Столыпин, как и все, расхваливал стихи Лермонтова, но находил и недостатки и, между прочим, что „Мишель“, напрасно апофеотруя Пушкина, слишком нападает на невольного убийцу, который, как всякий благородный человек, после всего того, что было между ними, не мог бы не стреляться: honneur oblige (честь обязывает (фр.)). Лермонтов отвечал на это, что чисто русский человек, не офранцуженный, неиспорченный, снес бы со стороны Пушкина всякую обиду; снес бы ее во имя любви своей к славе России, не мог бы поднять руки своей на нее. Спор стал горячее, и Лермонтов утверждал, что государь накажет виновников интриги и убийства. Столыпин настаивал на том, что тут была затронута честь и что иностранцам дела нет до поэзии Пушкина, что судить Дантеса и Геккерена по русским законам нельзя, что ни дипломаты, ни знатные иностранцы не могут быть судимы на Руси. Тогда Лермонтов прервал его, крикнув: „Если над ними нет закона и суда земного, если они палачи гения, так есть Божий суд“. Эта мысль вошла потом почти дословно в последние 16 строк стихотворения.
Запальчивость поэта вызвала смех со стороны Столыпина, который тут же заметил, что у „Мишеля слишком раздражены нервы“. Но поэт уже был в полной ярости, он не слушал своего светского собеседника и, схватив лист бумаги, да сердито поглядывая на Столыпина, что-то быстро чертил по нему, ломая карандаши, по обыкновению, один за другим. Увидав это, Столыпин полушепотом и улыбаясь заметил: „La poesie enfante (детская поэзия (фр.))“! Наконец раздраженный поэт напустился на собеседника, назвал его врагом Пушкина и, осыпав упреками, кончил тем, что закричал, чтобы он сию же минуту убирался, иначе он за себя не отвечает.

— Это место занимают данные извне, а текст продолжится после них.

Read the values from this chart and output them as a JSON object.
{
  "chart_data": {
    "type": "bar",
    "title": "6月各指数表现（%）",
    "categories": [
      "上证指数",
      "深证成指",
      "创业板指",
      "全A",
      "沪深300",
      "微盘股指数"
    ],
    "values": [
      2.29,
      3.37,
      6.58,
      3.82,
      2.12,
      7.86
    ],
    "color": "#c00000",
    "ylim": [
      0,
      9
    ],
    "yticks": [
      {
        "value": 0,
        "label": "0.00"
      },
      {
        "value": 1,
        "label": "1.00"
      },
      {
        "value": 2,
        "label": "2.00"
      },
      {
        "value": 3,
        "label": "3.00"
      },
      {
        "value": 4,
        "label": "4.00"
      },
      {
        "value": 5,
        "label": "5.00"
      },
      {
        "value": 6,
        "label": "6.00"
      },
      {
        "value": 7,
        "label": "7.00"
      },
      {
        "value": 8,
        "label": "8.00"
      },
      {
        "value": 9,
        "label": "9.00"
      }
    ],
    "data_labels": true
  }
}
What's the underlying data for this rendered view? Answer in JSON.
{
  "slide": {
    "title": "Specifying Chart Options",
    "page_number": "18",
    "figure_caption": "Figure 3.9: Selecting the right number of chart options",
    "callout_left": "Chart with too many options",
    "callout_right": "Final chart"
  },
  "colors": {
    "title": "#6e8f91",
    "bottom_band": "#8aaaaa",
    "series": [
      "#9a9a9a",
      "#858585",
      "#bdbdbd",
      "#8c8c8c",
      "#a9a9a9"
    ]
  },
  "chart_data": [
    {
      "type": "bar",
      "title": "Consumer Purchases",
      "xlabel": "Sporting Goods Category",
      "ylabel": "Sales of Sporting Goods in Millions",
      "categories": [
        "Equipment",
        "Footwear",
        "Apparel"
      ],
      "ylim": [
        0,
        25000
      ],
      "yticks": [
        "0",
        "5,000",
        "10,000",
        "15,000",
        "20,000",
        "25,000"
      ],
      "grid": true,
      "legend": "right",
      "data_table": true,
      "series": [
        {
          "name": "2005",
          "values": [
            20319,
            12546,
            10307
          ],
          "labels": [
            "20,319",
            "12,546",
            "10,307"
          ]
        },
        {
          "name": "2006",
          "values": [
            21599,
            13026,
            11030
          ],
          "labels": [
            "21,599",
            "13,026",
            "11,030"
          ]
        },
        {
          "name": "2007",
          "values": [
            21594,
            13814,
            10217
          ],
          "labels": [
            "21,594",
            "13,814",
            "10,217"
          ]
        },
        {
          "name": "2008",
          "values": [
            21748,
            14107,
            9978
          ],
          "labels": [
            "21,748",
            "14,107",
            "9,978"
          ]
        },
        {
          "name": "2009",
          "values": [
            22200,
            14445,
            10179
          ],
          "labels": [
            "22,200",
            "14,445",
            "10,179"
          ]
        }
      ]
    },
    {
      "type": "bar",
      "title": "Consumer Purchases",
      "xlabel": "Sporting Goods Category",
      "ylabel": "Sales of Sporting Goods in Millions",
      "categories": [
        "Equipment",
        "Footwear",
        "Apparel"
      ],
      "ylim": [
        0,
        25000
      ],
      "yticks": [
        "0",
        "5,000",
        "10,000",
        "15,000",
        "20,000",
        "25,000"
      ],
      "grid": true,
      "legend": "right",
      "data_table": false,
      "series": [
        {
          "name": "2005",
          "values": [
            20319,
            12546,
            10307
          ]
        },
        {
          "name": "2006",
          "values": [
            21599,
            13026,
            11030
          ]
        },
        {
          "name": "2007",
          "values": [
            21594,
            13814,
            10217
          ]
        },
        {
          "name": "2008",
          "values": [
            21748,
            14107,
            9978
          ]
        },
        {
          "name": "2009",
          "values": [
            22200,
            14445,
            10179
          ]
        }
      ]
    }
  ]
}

Столыпин вышел со словами: „Mais il est fou a lier (да он совсем спятил (фр.))“. Четверть часа спустя Лермонтов, переломавший с полдюжины карандашей, прочел Юрьеву заключительные 16 строк своего стихотворения, дышащих силой и энергией негодования:
А вы, надменные потомки
Известной подлостью прославленных отцов,
Пятою рабскою поправшие обломки
Игрою счастия обиженных родов!..
В негодовании на всех защитников Дантеса и противников Пушкина, Лермонтов особенно язвил Столыпина, прадед которого происходил далеко не от знатных предков и обогатился на винных откупах, следовательно не совсем безупречными средствами, хотя и пользовался репутацией высоко честного человека. Но тогда, да и позже, воззрения были своеобразны, и еще Гоголь дерзнул, в лице откупщика Муразова (во второй части „Мертвых душ“) выставить идеал честности и правдивости. Пылкий поэт живо вспомнил принижение отца его родом Столыпиных, отца, принадлежавшего к древнейшим, хоть и захудалым родам Европы. Поэту, с детства страдавшему от явной несправедливости этой, были особенно ощутительны преследования Пушкина со стороны выскочек аристократизма, „жадною толпою стоявших у трона“. В гневных стихах Лермонтов облегчил наболевшую душу свою от собственного горя, от боли за павшего русского поэта, которому он подражал в детстве, восторженно прислушиваясь к чудным песням, перед которым преклонялся, до которого, полный уважения и понимания, едва еще решался поднять юношеский взор.
Известность стихов Лермонтова на смерть великого поэта быстро разрослась; в то время многие почтили память усопшего стихами на кончину его, но ни в одном не звучало столько силы, таланта, любви и негодования, ни одно стихотворение так полно не выражало чувств всей России за исключением небольшого круга людей.
Святослав Афанасьевич Раевский, проживавший тогда у Лермонтова, возвратившись домой, нашел вновь сочиненные 16 стихов. Он пришел в восторг и, радуясь быстрой славе, приобретенной 22-летним поэтом, стал распространять и эти сильные стихи. Правда, ему, как и Лермонтову, приходило в голову, что за эти 16 строк можно пострадать, что им можно легко придать весьма опасное толкование, но молодые люди утешали себя тем, что государь осыпал милостями семейство Пушкина, следовательно, дорожил поэтом, из чего, как казалось им, вытекало само собой, что можно бранить врагов поэта. Расточаемые 22-летнему поэту похвалы льстили и ему самому и другу его; наконец их успокаивала мысль, что все распространяемые и переписываемые экземпляры носят подпись „Лермонтов“, и что „высшая цензура давно бы остановила их распространение, если б считала это нужным“.